Division of Comprehensive Geriatrics in Community, Niigata University Graduate School of Medical and Dental Sciences, 1-757 Asahimachidori, Niigata, Niigata, 9518510, Japan.
Division of Orthopedic Surgery, Department of Regenerative and Transplant Medicine, Niigata University Graduate School of Medical and Dental Sciences, Niigata, Japan.
J Bone Miner Metab. 2019 May;37(3):484-490. doi: 10.1007/s00774-018-0937-9. Epub 2018 Jun 28.
The aim of this study was to survey the incidence of osteoporotic fragility fractures, which include vertebral, hip, distal radius, and proximal humerus fractures, in patients ≥ 50 years of age, from 2004 to 2015, in Sado City, Japan.
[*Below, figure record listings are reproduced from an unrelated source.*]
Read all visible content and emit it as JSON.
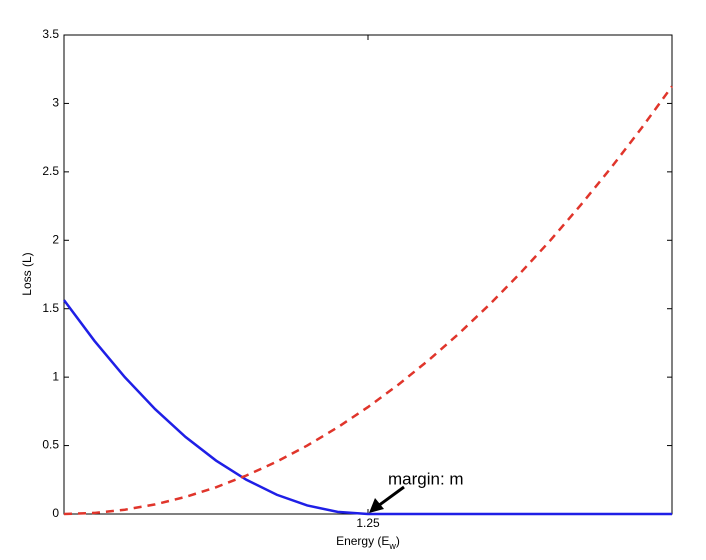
{
  "chart_data": {
    "type": "line",
    "xlabel": [
      "Energy (E",
      "w",
      ")"
    ],
    "ylabel": "Loss (L)",
    "annotation": {
      "text": "margin: m",
      "x": 1.25,
      "y": 0
    },
    "x": [
      0,
      0.125,
      0.25,
      0.375,
      0.5,
      0.625,
      0.75,
      0.875,
      1,
      1.125,
      1.25,
      1.375,
      1.5,
      1.625,
      1.75,
      1.875,
      2,
      2.125,
      2.25,
      2.375,
      2.5
    ],
    "series": [
      {
        "color": "#1f1fe6",
        "style": "solid",
        "values": [
          1.5625,
          1.265625,
          1,
          0.765625,
          0.5625,
          0.390625,
          0.25,
          0.140625,
          0.0625,
          0.015625,
          0,
          0,
          0,
          0,
          0,
          0,
          0,
          0,
          0,
          0,
          0
        ]
      },
      {
        "color": "#e0352b",
        "style": "dashed",
        "values": [
          0,
          0.0078125,
          0.03125,
          0.0703125,
          0.125,
          0.1953125,
          0.28125,
          0.3828125,
          0.5,
          0.6328125,
          0.78125,
          0.9453125,
          1.125,
          1.3203125,
          1.53125,
          1.7578125,
          2,
          2.2578125,
          2.53125,
          2.8203125,
          3.125
        ]
      }
    ],
    "xlim": [
      0,
      2.5
    ],
    "xticks": [
      1.25
    ],
    "ylim": [
      0,
      3.5
    ],
    "yticks": [
      0,
      0.5,
      1,
      1.5,
      2,
      2.5,
      3,
      3.5
    ],
    "grid": false
  }
}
We examined temporal changes in the incidence of these fractures from 2010 through 2015. The incidence of vertebral (p < 0.001) and radius fractures (p = 0.001) was lower in 2015 than in 2010, with only the incidence of hip fracture (p = 0.013) being lower in 2015 than in 2004. With regard to age-specific incidences, there was a sharp increase in vertebral and hip fractures among the segment of the population 70-89 years old, with no remarkable change in the incidence of radial and humeral fractures. Pre-existing vertebral fractures were identified in 69.6% of patients with a hip fracture, 35.6% of patients with a distal radius fracture, and 55% of patients with a humeral fracture. Among patients with pre-existing vertebral fractures, 42.5% had a single fracture, whereas 57.5% had 2 or more fractures. The proportion of patients on anti-osteoporotic agents before the occurrence of fractures increased to 14.5% in 2015, compared to 4% in 2004 and 7.6% in 2010. We speculate that the increase in the use of anti-osteoporotic agents is the main reason for the declining incidence of fractures. Therefore, considering the sharp increase in hip and vertebral fractures among individuals in their mid-1970s and older, judicious use of anti-osteoporotic agents among these individuals could be useful for lowering the occurrence of these fractures.
本研究旨在调查日本佐渡市 2004 年至 2015 年间≥50 岁患者的骨质疏松性脆性骨折(包括椎体、髋部、桡骨远端和肱骨近端骨折)的发生率。我们研究了 2010 年至 2015 年期间这些骨折发生率的时间变化。2015 年椎体(p<0.001)和桡骨骨折(p=0.001)的发生率低于 2010 年,只有髋部骨折(p=0.013)的发生率低于 2004 年。关于年龄特异性发病率,70-89 岁人群的椎体和髋部骨折急剧增加,而桡骨和肱骨骨折的发生率没有明显变化。在髋部骨折患者中,69.6%存在既往椎体骨折,在桡骨远端骨折患者中,35.6%存在既往椎体骨折,在肱骨骨折患者中,55%存在既往椎体骨折。在存在既往椎体骨折的患者中,42.5%有单个骨折,57.5%有 2 个或更多骨折。在发生骨折之前使用抗骨质疏松药物的患者比例从 2004 年的 4%和 2010 年的 7.6%增加到 2015 年的 14.5%。我们推测,抗骨质疏松药物使用的增加是骨折发生率下降的主要原因。因此,考虑到 70 岁中期及以上人群髋部和椎体骨折的急剧增加,在这些人群中合理使用抗骨质疏松药物可能有助于降低这些骨折的发生。